Salah satu sumber menambahkan, "Ketertarikan Saudi pada sistem Israel telah mencapai fase yang sangat praktis.”
Sumber-sumber yang sama mengatakan bahwa Riyadh telah melakukan pembicaraan tingkat rendah dengan Israel selama beberapa tahun tentang sistem semacam itu, tetapi pembicaraan itu mulai mengambil lebih banyak energi setelah menjadi jelas bahwa Amerika akan menghapus aset pertahanan udaranya dari Kerajaan Arab Saudi.
Pensiunan Brigadir Jenderal Giora Elland, mantan direktur Dewan Keamanan Nasional Israel dan mantan kepala Departemen Perencanaan Pasukan Pertahanan Israel, mengatakan kepada Breaking Defense bahwa dia mengharapkan Washington tidak akan menolak penjualan sistem Israel ini ke negara-negara Teluk yang bersahabat.
Sementara Arab Saudi bukan bagian dari Kesepakatan Abraham, kesepakatan yang menormalkan hubungan antara Israel dan Uni Emirat Arab dan Bahrain, sumber-sumber pemerintah mengatakan bahwa bahkan tanpa hubungan formal keduanya telah bertukar informasi keamanan selama beberapa tahun.

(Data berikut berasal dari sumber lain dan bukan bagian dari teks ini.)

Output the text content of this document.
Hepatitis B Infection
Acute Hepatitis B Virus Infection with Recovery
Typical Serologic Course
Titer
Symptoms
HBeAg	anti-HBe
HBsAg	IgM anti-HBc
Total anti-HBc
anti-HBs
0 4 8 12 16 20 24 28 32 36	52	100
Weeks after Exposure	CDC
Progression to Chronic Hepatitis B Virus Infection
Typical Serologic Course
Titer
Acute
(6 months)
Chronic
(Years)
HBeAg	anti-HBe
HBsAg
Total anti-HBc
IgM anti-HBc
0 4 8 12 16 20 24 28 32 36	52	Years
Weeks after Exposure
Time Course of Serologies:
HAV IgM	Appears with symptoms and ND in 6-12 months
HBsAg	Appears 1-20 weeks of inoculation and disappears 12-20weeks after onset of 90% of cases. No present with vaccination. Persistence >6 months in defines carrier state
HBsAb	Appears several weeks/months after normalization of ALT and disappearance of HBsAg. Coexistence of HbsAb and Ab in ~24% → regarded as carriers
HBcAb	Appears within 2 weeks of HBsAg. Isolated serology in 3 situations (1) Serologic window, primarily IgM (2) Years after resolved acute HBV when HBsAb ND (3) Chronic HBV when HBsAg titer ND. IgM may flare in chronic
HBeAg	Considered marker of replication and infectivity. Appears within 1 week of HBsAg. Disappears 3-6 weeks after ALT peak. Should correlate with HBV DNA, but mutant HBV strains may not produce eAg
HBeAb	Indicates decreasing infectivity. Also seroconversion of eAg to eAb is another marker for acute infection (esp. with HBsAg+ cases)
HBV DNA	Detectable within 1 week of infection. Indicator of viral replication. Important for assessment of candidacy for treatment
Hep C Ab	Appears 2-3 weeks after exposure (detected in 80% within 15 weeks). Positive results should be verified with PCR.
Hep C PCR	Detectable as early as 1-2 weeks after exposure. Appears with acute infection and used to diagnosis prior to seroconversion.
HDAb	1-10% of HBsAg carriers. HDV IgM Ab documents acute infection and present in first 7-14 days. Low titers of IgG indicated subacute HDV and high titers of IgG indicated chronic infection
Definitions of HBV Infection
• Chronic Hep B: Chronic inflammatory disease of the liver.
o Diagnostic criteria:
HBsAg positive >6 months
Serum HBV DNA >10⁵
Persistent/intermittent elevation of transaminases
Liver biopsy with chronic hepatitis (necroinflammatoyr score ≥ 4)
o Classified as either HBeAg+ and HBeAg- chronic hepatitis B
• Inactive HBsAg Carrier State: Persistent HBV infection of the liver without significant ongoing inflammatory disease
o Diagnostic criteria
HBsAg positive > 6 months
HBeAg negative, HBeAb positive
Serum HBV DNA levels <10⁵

Jika Saudi membeli sistem Israel, itu bisa membuka opsi lebih penuh ke negara-negara yang tercakup dalam Kesepakatan Abraham. Dalam wawancara bulan November dengan Defense News, Moshe Patel, kepala Organisasi Pertahanan Rudal Israel, mengatakan kemungkinan itu: “Karena kita memiliki musuh yang sama, mungkin kita akan memiliki kepentingan bersama. Saya pikir ada potensi untuk memperbesar kemitraan pertahanan kita di masa depan dengan negara-negara seperti UEA dan Bahrain. Saya pikir ini bisa terjadi, tentu saja di masa depan. Akan ada lebih banyak kemitraan militer. Tapi sekali lagi, tidak ada yang bisa terjadi besok. Itu adalah sesuatu yang perlu diproses selangkah demi selangkah.”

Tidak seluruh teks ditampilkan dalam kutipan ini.